Crutchfield’s crew made the most of the post-season berth. The Sharks pocketed the NCAA South Region championship, advancing all the way to the Elite Eight in Evansville, Ind.
Nova Southeastern is no longer under the radar in Crutchfield’s third year at the helm – not in the least. The Sharks enter the campaign ranked No. 2 nationally by the prestigious Street & Smith magazine.
Last year’s on-court success has yielded dividends when it comes to Nova recruiting.
“We had a great season and we were playing our best basketball going into the regionals to get the national tournament. That success has definitely affected our recruiting,” Crutchfield said. “We are getting into doors with players that we were never able to get into before. You never know about your freshmen until the season starts, but I feel I have never had more talent in a freshman class than I do now. The success we had last year all factored into them coming to Nova.”
“The (No. 2) rating is only preseason, and I do not know accurate that is. But I feel good about my team and I think we are as strong as since I have been here,” he added. “But we haven’t played yet. But the program has improved from top to bottom. I am proud of the ranking.”
While Crutchfield now calls Fort Lauderdale his coaching home, he still is a Marshall Countian at heart.
“I always love coming home. I spend my summers here. This is my home,” Crutchfield offered. “This is where I feel more comfortable. South Florida is great but I don’t feel at home like I do here.”
Crutchfield’s coaching accolades are numerous. Here are just a few:
* Two-time National Coach of the Year (2012, 2013)
* Three-time Atlantic Region Coach of the Year (2011, 2012, 2013)
* Seven-time Conference Coach of the Year (2005, 2010, 2011, 2012, 2013, 2014, 2019)
* Four-time Furfari Award Winner for top college coach in the state of West Virginia for all sports (2011, 2012, 2013, 2014).
* CollegeInsider.com Top 25 Non-Division I Coaches in the nation (2011)

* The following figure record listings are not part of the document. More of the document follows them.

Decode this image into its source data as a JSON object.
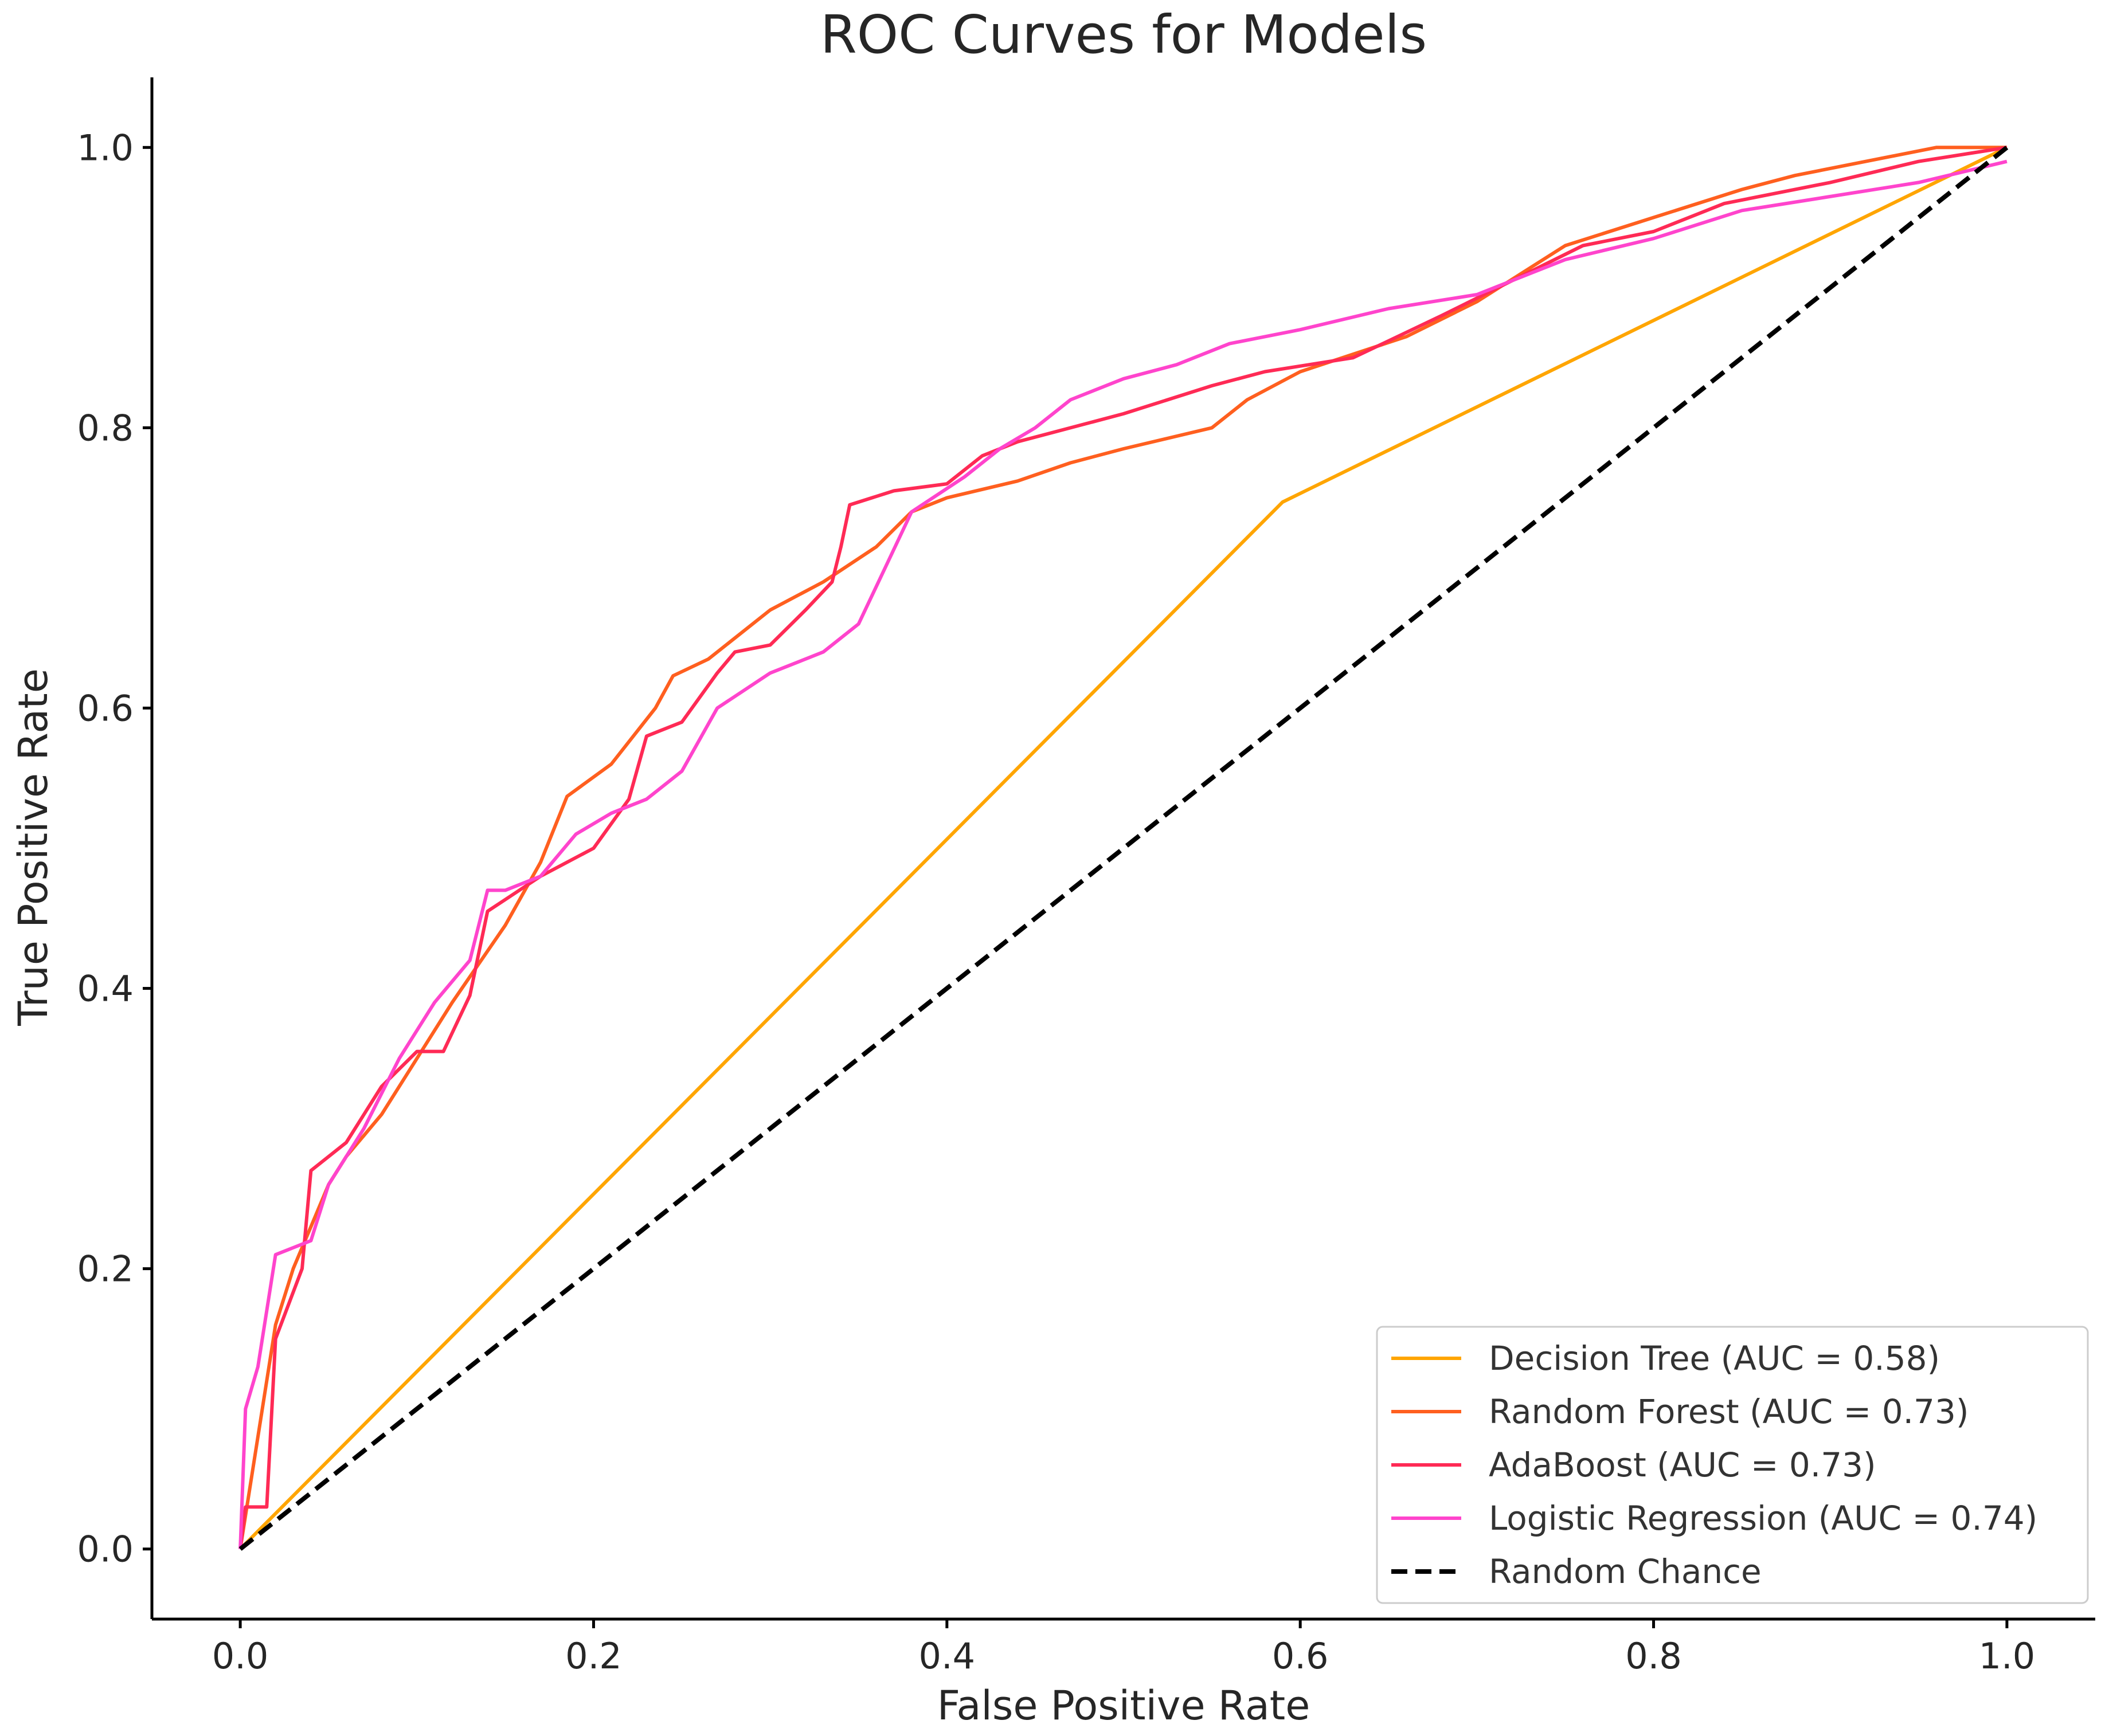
{
  "chart_data": {
    "type": "line",
    "title": "ROC Curves for Models",
    "xlabel": "False Positive Rate",
    "ylabel": "True Positive Rate",
    "xlim": [
      -0.05,
      1.05
    ],
    "ylim": [
      -0.05,
      1.05
    ],
    "x_ticks": [
      0.0,
      0.2,
      0.4,
      0.6,
      0.8,
      1.0
    ],
    "y_ticks": [
      0.0,
      0.2,
      0.4,
      0.6,
      0.8,
      1.0
    ],
    "x_tick_labels": [
      "0.0",
      "0.2",
      "0.4",
      "0.6",
      "0.8",
      "1.0"
    ],
    "y_tick_labels": [
      "0.0",
      "0.2",
      "0.4",
      "0.6",
      "0.8",
      "1.0"
    ],
    "grid": false,
    "legend_position": "lower-right",
    "series": [
      {
        "name": "Decision Tree (AUC = 0.58)",
        "color": "#FFA500",
        "dashed": false,
        "x": [
          0,
          0.59,
          1.0
        ],
        "y": [
          0,
          0.747,
          1.0
        ]
      },
      {
        "name": "Random Forest (AUC = 0.73)",
        "color": "#FF5F1F",
        "dashed": false,
        "x": [
          0,
          0.005,
          0.01,
          0.02,
          0.03,
          0.04,
          0.05,
          0.06,
          0.08,
          0.1,
          0.12,
          0.15,
          0.17,
          0.185,
          0.21,
          0.235,
          0.245,
          0.265,
          0.3,
          0.33,
          0.36,
          0.38,
          0.4,
          0.44,
          0.47,
          0.5,
          0.55,
          0.57,
          0.6,
          0.66,
          0.7,
          0.75,
          0.8,
          0.85,
          0.88,
          0.92,
          0.96,
          1.0
        ],
        "y": [
          0,
          0.04,
          0.08,
          0.16,
          0.2,
          0.23,
          0.26,
          0.28,
          0.31,
          0.35,
          0.39,
          0.445,
          0.49,
          0.537,
          0.56,
          0.6,
          0.623,
          0.635,
          0.67,
          0.69,
          0.715,
          0.74,
          0.75,
          0.762,
          0.775,
          0.785,
          0.8,
          0.82,
          0.84,
          0.865,
          0.89,
          0.93,
          0.95,
          0.97,
          0.98,
          0.99,
          1.0,
          1.0
        ]
      },
      {
        "name": "AdaBoost (AUC = 0.73)",
        "color": "#FF2A55",
        "dashed": false,
        "x": [
          0,
          0.003,
          0.008,
          0.015,
          0.02,
          0.035,
          0.04,
          0.06,
          0.08,
          0.1,
          0.115,
          0.13,
          0.14,
          0.17,
          0.2,
          0.22,
          0.23,
          0.25,
          0.27,
          0.28,
          0.3,
          0.32,
          0.335,
          0.34,
          0.345,
          0.37,
          0.4,
          0.42,
          0.44,
          0.47,
          0.5,
          0.55,
          0.58,
          0.63,
          0.68,
          0.72,
          0.76,
          0.8,
          0.84,
          0.9,
          0.95,
          1.0
        ],
        "y": [
          0,
          0.03,
          0.03,
          0.03,
          0.15,
          0.2,
          0.27,
          0.29,
          0.33,
          0.355,
          0.355,
          0.395,
          0.455,
          0.48,
          0.5,
          0.535,
          0.58,
          0.59,
          0.625,
          0.64,
          0.645,
          0.67,
          0.69,
          0.715,
          0.745,
          0.755,
          0.76,
          0.78,
          0.79,
          0.8,
          0.81,
          0.83,
          0.84,
          0.85,
          0.88,
          0.905,
          0.93,
          0.94,
          0.96,
          0.975,
          0.99,
          1.0
        ]
      },
      {
        "name": "Logistic Regression (AUC = 0.74)",
        "color": "#FF44CC",
        "dashed": false,
        "x": [
          0,
          0.003,
          0.01,
          0.02,
          0.03,
          0.04,
          0.05,
          0.07,
          0.09,
          0.11,
          0.13,
          0.14,
          0.15,
          0.17,
          0.19,
          0.21,
          0.23,
          0.25,
          0.27,
          0.3,
          0.33,
          0.35,
          0.365,
          0.38,
          0.41,
          0.43,
          0.45,
          0.47,
          0.5,
          0.53,
          0.56,
          0.6,
          0.65,
          0.7,
          0.75,
          0.8,
          0.85,
          0.9,
          0.95,
          1.0
        ],
        "y": [
          0,
          0.1,
          0.13,
          0.21,
          0.215,
          0.22,
          0.26,
          0.3,
          0.35,
          0.39,
          0.42,
          0.47,
          0.47,
          0.48,
          0.51,
          0.525,
          0.535,
          0.555,
          0.6,
          0.625,
          0.64,
          0.66,
          0.7,
          0.74,
          0.765,
          0.785,
          0.8,
          0.82,
          0.835,
          0.845,
          0.86,
          0.87,
          0.885,
          0.895,
          0.92,
          0.935,
          0.955,
          0.965,
          0.975,
          0.99
        ]
      },
      {
        "name": "Random Chance",
        "color": "#000000",
        "dashed": true,
        "x": [
          0,
          1
        ],
        "y": [
          0,
          1
        ]
      }
    ]
  }
}
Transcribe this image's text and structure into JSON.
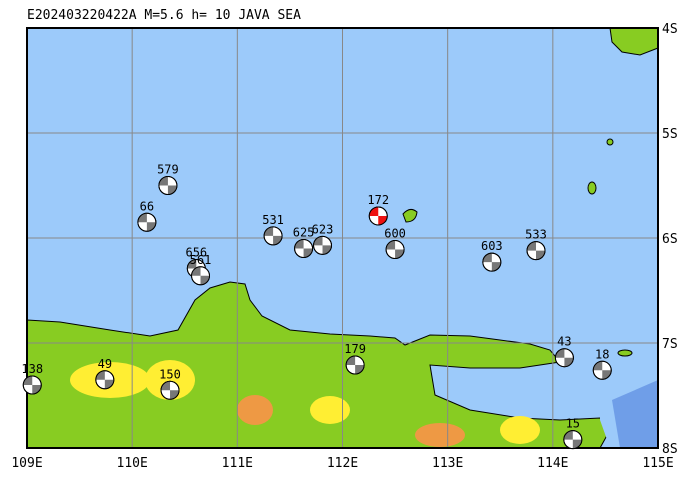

It’s a safe bet that more awards and honors will be coming his way.
JACK COOK continues to author a tremendous season as the University of Dayton quarterback. He established a school record by tossing six TD passes as the Flyers routed Jacksonville last week. Cook completed 13-of-16 passes for 198 yards while rushing for 30. Cook is the son of Scott and Jen Cook. Scott was a standout hoopster for Shadyside High (1988 grad) while Jen is a St. Clairsville native.
OAKLAND UNIVERSITY (Mi.) assistant athletic director John (Giz) Ciszewski recorded a hole-in-one Monday on the No. 4 hole at Gowanie Country Club in Mount Clemens, Mi. He used a Callaway 4 hybrid to ace the 174-yard par 3. Ciszewski is a 1973 Shadyside High grad and 1977 Bethany College grad. Before going to Oakland University earlier this year, Ciszewski was a longtime front office executive with the Detroit Pistons and Detroit Red Wings. It is Ciszewski’s third career hole-in-one.
I WOULD like to believe the Browns cannot play any worse than they did Monday night against the 49ers. The proof will be in the pudding come today when they host the Seahawks. I like the Brownies to bounce back.
THE STEELERS, meanwhile, are mired in misery due to an epidemic of quarterback injuries and an untimely fumble in overtime against the Ravens.
PADEN CITY High School will be honoring its 1979 state football championship team at the homecoming game on Oct. 25. The Wildcats face Hancock (Md.) that night. Steve Deem, head coach of that title team, will be in attendance for the ceremony. The Wildcats went 12-0-1 that season, beating Bishop Donahue in the state championship game.
ZACH COLLAROS is on the move again in the CFL. The former Steubenville Big Red QB great has been traded from Toronto to Winnipeg. Collaros was acquired by Toronto in July from Saskatchewan in exchange for a conditional fourth round pick. The former University of Cincinnati star is 34-31 as a starter in the CFL with the Argos, Hamilton Tiger-Cats and Saskatchewan Roughriders. Collaros was 10-4 as a starter with Saskatchewan in 2018. He passed for 2,999 yards and nine TDs that season.